Origins - "Saved by the bell"

brass bell

originsThe phrase “saved by the bell” is commonly used to mean someone escaping trouble or embarrassment at the last possible second 🔔

There’s a widespread myth that it came from people being buried alive. According to the story, a string was attached to a corpse’s hand inside the coffin, connected to a bell above ground. If the person woke up, they could ring the bell and be “saved by the bell.” It’s a creepy story — but historians and linguists say there’s no solid evidence this is the true origin.

The real origin is almost certainly from boxing 🥊

In 19th-century boxing matches, a bell signalled the end of a round. If a boxer was badly beaten and close to losing, the bell could interrupt the fight and give them a chance to recover. In that sense, they were literally “saved by the bell.”

The expression began appearing in print in the late 1800s in boxing-related contexts. Later, it spread into everyday English to describe any lucky interruption or last-second rescue.

The phrase also became hugely famous because of the TV show Saved by the Bell, which aired from 1989 to 1993 and followed a group of California high school students. Despite the title, the show itself didn’t create the expression — it borrowed an already well-known idiom.

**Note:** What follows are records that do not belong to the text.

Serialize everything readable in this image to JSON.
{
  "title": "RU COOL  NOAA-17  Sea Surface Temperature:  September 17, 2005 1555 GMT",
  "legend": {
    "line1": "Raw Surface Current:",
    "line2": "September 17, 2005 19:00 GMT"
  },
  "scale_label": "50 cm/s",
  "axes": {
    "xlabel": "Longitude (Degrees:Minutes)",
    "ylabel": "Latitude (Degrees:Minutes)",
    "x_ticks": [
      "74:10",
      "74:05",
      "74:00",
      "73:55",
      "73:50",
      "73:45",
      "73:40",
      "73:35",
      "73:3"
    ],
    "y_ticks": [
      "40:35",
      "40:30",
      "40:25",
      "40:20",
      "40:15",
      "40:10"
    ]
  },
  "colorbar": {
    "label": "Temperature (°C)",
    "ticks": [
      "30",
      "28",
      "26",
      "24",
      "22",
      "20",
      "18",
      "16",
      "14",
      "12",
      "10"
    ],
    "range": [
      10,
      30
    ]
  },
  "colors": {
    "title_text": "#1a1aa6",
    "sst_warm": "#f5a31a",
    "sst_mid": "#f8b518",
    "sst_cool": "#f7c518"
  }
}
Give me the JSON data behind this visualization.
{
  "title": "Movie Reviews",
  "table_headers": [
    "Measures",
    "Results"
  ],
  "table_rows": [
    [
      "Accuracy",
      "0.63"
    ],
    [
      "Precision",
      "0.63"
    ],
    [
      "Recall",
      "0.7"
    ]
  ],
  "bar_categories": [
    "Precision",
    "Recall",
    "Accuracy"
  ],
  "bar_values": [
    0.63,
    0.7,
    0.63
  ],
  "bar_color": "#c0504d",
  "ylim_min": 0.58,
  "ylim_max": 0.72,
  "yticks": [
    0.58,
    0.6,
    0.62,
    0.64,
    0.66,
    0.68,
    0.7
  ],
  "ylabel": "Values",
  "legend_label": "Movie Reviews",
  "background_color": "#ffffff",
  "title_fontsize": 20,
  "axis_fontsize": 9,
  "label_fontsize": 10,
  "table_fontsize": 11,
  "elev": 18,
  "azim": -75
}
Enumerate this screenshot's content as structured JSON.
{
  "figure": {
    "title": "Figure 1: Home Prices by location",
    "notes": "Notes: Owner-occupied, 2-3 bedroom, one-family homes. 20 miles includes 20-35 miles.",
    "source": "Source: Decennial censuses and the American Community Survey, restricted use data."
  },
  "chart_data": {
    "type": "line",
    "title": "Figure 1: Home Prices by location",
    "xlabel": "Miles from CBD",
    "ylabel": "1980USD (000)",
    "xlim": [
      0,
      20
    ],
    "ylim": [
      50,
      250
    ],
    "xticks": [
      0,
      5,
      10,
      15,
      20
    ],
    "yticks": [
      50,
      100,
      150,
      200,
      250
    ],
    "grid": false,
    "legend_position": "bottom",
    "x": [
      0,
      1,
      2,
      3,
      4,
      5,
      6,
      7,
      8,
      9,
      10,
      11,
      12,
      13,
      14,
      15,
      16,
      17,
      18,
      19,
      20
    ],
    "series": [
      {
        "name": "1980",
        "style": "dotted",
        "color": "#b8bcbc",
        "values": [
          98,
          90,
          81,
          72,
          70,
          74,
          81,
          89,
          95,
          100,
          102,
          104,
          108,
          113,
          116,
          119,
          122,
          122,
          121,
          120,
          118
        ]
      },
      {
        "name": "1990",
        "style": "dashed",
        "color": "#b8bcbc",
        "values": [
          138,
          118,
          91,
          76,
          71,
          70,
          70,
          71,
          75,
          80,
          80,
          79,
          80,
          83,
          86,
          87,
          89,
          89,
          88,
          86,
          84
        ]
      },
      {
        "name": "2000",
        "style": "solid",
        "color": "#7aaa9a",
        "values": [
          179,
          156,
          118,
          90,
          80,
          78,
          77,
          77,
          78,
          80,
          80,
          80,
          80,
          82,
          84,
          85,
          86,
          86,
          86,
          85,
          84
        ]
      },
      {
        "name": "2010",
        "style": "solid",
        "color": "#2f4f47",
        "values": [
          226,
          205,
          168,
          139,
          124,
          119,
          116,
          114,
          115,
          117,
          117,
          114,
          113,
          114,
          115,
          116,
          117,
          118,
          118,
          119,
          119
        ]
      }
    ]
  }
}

Here are a few fun examples of how people use it today:

  • “The teacher was about to ask me a question, but the fire alarm went off. Saved by the bell!”
  • “I forgot my presentation, but the meeting got cancelled. Saved by the bell.”
Interestingly, many English idioms have false “dark history” explanations attached to them. “Saved by the bell,” “rule of thumb,” and “dead ringer” are all phrases surrounded by popular myths that sound dramatic but usually don’t hold up historically.